Both Tim, Dalm Virgil A S H, van Hagen P Martin, van Daele Paul L A
Department of Internal Medicine, Division of Clinical Immunology.
Department of Internal Medicine, Division of Clinical Immunology;; Department of Immunology, Erasmus MC, Rotterdam, The Netherlands.
Int J Med Sci. 2017 Feb 23;14(3):191-200. doi: 10.7150/ijms.17718. eCollection 2017.
Primary Sjögren's syndrome (pSS) is a systemic autoimmune disease, characterized by lymphocytic infiltration of the secretory glands. This process leads to sicca syndrome, which is the combination of dryness of the eyes, oral cavity, pharynx, larynx and/or vagina. Extraglandular manifestations may also be prevalent in patients with pSS, including cutaneous, musculoskeletal, pulmonary, renal, hematological and neurological involvement. The pathogenesis of pSS is currently not well understood, but increased activation of B cells followed by immune complex formation and autoantibody production are thought to play important roles. pSS is diagnosed using the American-European consensus group (AECG) classification criteria which include subjective symptoms and objective tests such as histopathology and serology. The treatment of pSS warrants an organ based approach, for which local treatment (teardrops, moistures) and systemic therapy (including non-steroidal anti-inflammatory drugs (NSAIDs), glucocorticoids, disease-modifying antirheumatic drugs (DMARDS) and biologicals) can be considered. Biologicals used in the treatment of pSS mainly affect the total numbers of B cells (B cell depletion (Rituximab)) or target proteins required for B cell proliferation and/or activation (e.g. B cell activating factor (BAFF)) resulting in decreased B cell activity. The aim of this review is to provide physicians a general overview concerning the pathogenesis, diagnosis and management of pSS patients.

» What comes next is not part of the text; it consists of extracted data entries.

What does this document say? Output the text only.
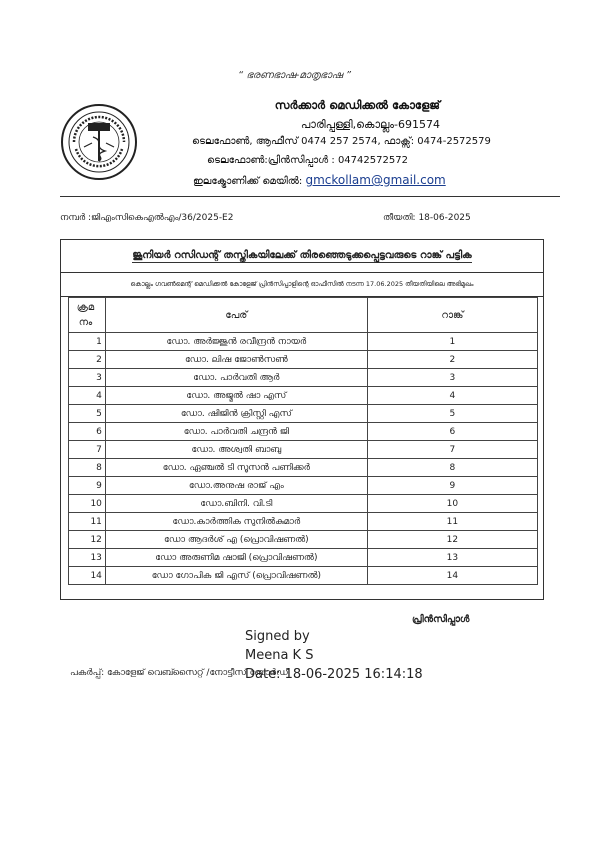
“ ഭരണഭാഷ-മാതൃഭാഷ ”
സർക്കാർ മെഡിക്കൽ കോളേജ്
പാരിപ്പള്ളി,കൊല്ലം-691574
ടെലഫോൺ, ആഫീസ് 0474 257 2574, ഫാക്സ്: 0474-2572579
ടെലഫോൺ:പ്രിൻസിപ്പാൾ : 04742572572
ഇലക്ട്രോണിക്ക് മെയിൽ: gmckollam@gmail.com
നമ്പർ :ജിഎംസികെഎൽഎം/36/2025-E2	തീയതി: 18-06-2025
ജൂനിയർ റസിഡന്റ് തസ്തികയിലേക്ക് തിരഞ്ഞെടുക്കപ്പെട്ടവരുടെ റാങ്ക് പട്ടിക
കൊല്ലം ഗവൺമെന്റ് മെഡിക്കൽ കോളേജ് പ്രിൻസിപ്പാളിന്റെ ഓഫീസിൽ നടന്ന 17.06.2025 തീയതിയിലെ അഭിമുഖം
ക്രമ
നം	പേര്	റാങ്ക്
1	ഡോ. അർജ്ജുൻ രവീന്ദ്രൻ നായർ	1
2	ഡോ. ലിഷ ജോൺസൺ	2
3	ഡോ. പാർവതി ആർ	3
4	ഡോ. അജ്മൽ ഷാ എസ്	4
5	ഡോ. ഷിജിൻ ക്രിസ്റ്റി എസ്	5
6	ഡോ. പാർവതി ചന്ദ്രൻ ജി	6
7	ഡോ. അശ്വതി ബാബു	7
8	ഡോ. ഏഞ്ചൽ ടി സൂസൻ പണിക്കർ	8
9	ഡോ.അനുഷ രാജ് എം	9
10	ഡോ.ബിനി. വി.ടി	10
11	ഡോ.കാർത്തിക സുനിൽകുമാർ	11
12	ഡോ ആദർശ് എ (പ്രൊവിഷണൽ)	12
13	ഡോ അരുണിമ ഷാജി (പ്രൊവിഷണൽ)	13
14	ഡോ ഗോപിക ജി എസ് (പ്രൊവിഷണൽ)	14
പ്രിൻസിപ്പാൾ
Signed by
Meena K S
Date: 18-06-2025 16:14:18
പകർപ്പ്: കോളേജ് വെബ്സൈറ്റ് /നോട്ടീസ് ബോർഡ്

原发性干燥综合征(pSS)是一种全身性自身免疫性疾病,其特征为分泌腺的淋巴细胞浸润。这一过程会导致干燥综合征,即眼、口腔、咽、喉和/或阴道干燥的综合表现。pSS患者也可能普遍存在腺外表现,包括皮肤、肌肉骨骼、肺部、肾脏、血液和神经方面的受累情况。目前对pSS的发病机制尚不完全清楚,但认为B细胞的激活增加,随后形成免疫复合物和产生自身抗体起着重要作用。pSS采用美国-欧洲共识小组(AECG)分类标准进行诊断,该标准包括主观症状以及组织病理学和血清学等客观检查。pSS的治疗需要采取基于器官的方法,可考虑局部治疗(眼药水、保湿剂)和全身治疗(包括非甾体抗炎药(NSAIDs)、糖皮质激素、改善病情的抗风湿药(DMARDs)和生物制剂)。用于治疗pSS的生物制剂主要影响B细胞总数(B细胞耗竭(利妥昔单抗))或B细胞增殖和/或激活所需的靶蛋白(如B细胞活化因子(BAFF)),从而导致B细胞活性降低。本综述的目的是为医生提供有关pSS患者发病机制、诊断和管理的总体概述。